Central banks wage currency wars through monetary operations that weaken their currencies. The point is to bolster demand for the country’s exports by making the exchange rate favorable for foreign buyers to purchase your country’s domestically produced goods. Nice of the central banks and sovereign government to decide for all of their country’s businesses that their products are going to be on sale this year!
As a really cool added bonus, the banking industry gets to create more credit out of thin air to lend at a profit to the rest of the economy.
The Looming Global Currency War
Fels writes in an investment note:
“Following a pause since early 2018, the cold currency war that has been waging between the world’s major trading blocs for more than five years has been flaring up again. Moreover, even an escalation to a full-blown currency war with direct intervention by the U.S. and other major governments/central banks to weaken their currencies, while not a near-term probability, can no longer be ruled out.”
PIMCO manages assets for central banks, sovereign wealth funds, companies, foundations, endowments, and individual investors with 2,600 employees operating 17 offices on four continents. Fmr. Fed Chair Ben Bernanke is a senior adviser there, and Alan Greenspan was before him. When their global economic adviser tells you there’s a currency war coming, you listen.

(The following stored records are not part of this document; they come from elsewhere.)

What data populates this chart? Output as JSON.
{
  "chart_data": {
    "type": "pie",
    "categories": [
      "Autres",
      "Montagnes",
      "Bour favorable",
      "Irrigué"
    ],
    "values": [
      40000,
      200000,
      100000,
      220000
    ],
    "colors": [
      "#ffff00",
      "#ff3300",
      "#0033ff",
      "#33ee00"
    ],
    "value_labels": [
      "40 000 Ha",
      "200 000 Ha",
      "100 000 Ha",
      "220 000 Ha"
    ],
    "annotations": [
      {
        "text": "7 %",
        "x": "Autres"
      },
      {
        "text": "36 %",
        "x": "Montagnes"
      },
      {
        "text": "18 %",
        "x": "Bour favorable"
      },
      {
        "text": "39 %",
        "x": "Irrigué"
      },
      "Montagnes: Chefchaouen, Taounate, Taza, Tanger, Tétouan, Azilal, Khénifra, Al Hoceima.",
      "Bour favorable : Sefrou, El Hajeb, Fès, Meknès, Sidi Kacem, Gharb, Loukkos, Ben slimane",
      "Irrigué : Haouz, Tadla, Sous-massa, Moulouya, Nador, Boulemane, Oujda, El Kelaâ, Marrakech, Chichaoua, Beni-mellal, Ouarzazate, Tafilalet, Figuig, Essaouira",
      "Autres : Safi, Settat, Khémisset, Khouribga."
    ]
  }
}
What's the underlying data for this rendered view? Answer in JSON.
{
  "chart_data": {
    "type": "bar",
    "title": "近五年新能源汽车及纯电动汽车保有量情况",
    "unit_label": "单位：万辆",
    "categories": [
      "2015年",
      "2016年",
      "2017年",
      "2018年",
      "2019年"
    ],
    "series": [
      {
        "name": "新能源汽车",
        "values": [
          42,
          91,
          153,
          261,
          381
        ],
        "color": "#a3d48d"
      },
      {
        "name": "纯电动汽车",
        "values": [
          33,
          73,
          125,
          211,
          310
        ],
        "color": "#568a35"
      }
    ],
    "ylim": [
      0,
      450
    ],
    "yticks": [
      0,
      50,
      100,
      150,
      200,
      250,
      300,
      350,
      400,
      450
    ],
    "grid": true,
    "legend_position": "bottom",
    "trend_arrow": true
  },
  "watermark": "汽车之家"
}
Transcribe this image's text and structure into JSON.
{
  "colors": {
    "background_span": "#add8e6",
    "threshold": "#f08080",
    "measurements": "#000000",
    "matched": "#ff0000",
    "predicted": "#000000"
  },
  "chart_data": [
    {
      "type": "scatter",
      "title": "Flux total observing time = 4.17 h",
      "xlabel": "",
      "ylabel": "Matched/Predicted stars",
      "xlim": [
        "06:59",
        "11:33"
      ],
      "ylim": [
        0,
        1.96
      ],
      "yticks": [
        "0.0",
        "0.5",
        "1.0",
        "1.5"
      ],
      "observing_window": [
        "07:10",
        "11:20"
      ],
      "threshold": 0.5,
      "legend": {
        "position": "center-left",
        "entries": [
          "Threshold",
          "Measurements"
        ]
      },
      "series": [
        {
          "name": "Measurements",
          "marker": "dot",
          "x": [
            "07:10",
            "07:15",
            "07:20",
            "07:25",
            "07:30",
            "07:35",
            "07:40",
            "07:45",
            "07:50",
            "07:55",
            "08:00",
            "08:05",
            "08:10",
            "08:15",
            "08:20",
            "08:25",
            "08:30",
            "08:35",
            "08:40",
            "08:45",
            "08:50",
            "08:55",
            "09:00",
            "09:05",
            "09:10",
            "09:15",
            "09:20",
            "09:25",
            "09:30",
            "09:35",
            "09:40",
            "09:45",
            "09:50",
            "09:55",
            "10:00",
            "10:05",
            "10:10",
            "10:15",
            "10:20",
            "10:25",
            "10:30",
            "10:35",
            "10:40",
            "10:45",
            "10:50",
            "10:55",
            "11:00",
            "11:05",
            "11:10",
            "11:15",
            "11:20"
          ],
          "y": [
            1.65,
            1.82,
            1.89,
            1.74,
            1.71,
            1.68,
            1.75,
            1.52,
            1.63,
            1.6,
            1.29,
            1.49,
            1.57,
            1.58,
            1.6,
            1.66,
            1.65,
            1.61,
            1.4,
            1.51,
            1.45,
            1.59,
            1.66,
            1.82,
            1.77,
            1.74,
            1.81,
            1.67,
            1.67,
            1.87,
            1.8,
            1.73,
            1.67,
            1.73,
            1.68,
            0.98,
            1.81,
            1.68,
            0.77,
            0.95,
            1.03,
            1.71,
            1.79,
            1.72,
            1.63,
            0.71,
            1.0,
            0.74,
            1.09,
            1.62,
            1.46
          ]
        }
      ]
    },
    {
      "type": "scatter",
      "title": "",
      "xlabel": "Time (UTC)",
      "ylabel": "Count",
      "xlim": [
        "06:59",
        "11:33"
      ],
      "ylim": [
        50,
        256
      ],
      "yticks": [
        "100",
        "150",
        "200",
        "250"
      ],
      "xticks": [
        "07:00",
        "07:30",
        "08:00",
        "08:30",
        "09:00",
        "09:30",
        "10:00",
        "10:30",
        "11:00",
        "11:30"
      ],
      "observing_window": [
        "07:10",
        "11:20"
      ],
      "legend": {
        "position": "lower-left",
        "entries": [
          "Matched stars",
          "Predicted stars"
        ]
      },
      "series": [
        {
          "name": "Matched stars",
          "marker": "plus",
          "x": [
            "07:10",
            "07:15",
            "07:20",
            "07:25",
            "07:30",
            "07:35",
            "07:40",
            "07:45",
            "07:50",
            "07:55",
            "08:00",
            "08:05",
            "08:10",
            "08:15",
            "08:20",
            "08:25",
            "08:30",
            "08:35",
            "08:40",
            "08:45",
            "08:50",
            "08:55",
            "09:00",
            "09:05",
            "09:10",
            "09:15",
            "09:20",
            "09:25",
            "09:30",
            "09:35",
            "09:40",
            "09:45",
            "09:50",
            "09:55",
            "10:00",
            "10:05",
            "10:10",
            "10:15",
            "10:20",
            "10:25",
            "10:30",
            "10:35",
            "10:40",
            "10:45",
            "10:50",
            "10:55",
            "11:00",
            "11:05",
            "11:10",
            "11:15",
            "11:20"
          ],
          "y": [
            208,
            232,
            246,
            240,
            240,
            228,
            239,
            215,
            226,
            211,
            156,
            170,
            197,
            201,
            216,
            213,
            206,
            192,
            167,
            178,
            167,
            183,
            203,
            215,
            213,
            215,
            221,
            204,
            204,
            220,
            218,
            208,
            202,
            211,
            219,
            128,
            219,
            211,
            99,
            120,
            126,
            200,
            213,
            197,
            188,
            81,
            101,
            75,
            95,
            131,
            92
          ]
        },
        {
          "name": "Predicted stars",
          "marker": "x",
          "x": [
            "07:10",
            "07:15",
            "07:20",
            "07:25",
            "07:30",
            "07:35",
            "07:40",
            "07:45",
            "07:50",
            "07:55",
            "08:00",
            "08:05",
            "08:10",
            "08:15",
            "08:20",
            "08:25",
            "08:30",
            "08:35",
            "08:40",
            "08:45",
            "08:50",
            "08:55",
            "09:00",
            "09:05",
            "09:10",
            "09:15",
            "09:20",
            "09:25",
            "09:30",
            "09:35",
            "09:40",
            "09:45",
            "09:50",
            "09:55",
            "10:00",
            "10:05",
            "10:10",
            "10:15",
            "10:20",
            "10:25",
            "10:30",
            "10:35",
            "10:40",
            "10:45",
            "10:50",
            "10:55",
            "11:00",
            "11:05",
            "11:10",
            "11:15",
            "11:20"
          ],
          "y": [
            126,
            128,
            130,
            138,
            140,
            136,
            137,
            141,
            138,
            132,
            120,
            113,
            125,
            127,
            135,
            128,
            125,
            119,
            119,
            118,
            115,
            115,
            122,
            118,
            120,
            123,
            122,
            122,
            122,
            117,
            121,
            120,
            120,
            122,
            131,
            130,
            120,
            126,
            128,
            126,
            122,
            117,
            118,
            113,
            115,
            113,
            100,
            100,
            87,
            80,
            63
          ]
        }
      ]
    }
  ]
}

If you have a lot of wealth or even a little savings to protect and grow, you also pay attention to the president’s persistent campaign to weaken the dollar, and the Treasury secretary’s statements like, “Obviously a weaker dollar is good for us as it relates to trade and opportunities.”
Neo-Mercantilism and Deflationary Digital Assets
The neo-mercantilism of the Trump era is an excuse for central banks to siphon more value from savers and consumers, businesses and individuals alike. By “easing” into an expanded balance sheet to lend from, the central banks steal away your monthly budget’s purchasing power and your long-term savings’ growing power. That’s one of the most powerful long-term bullish cases for cryptocurrencies like bitcoin.
And the major central banks aren’t the only ones who will drive investor capital down the path of least inflation right into the distributed ledgers of deflationary digital assets like bitcoin. Fels says, “While I’ve focused on the cold currency war among major central banks in this note, many other central banks are of course also engaged in it.”
He made note of expectations for central bank currency devaluation in South Korea, Indonesia, Chile and South Africa this week.
“Gold Is Money. Everything Else Is Credit.”
Legendary 19th century banker JP Morgan himself self once said, “Gold is money. Everything else is credit.” The emerging cryptocurrency market is turning an inside-out monetary system based on the issuance of credit back into a hard money system based on a store of value. Investors have already taken this escape hatch in droves despite the enormous risks of investing in unregulated securities maintained by technologically nascent platforms. Cryptocurrencies are priced with this long-term macro view in mind. Investors expect mass adoption to happen as quickly as with other disruptive information technologies. Don’t wait for the next round of currency wars, or the next recession, to price these assets at a premium compared to today.
Disclaimer: The author owns a small amount of his savings in Bitcoin and Binance Coin. He holds investment positions in the coins, but does not engage in short-term or day-trading.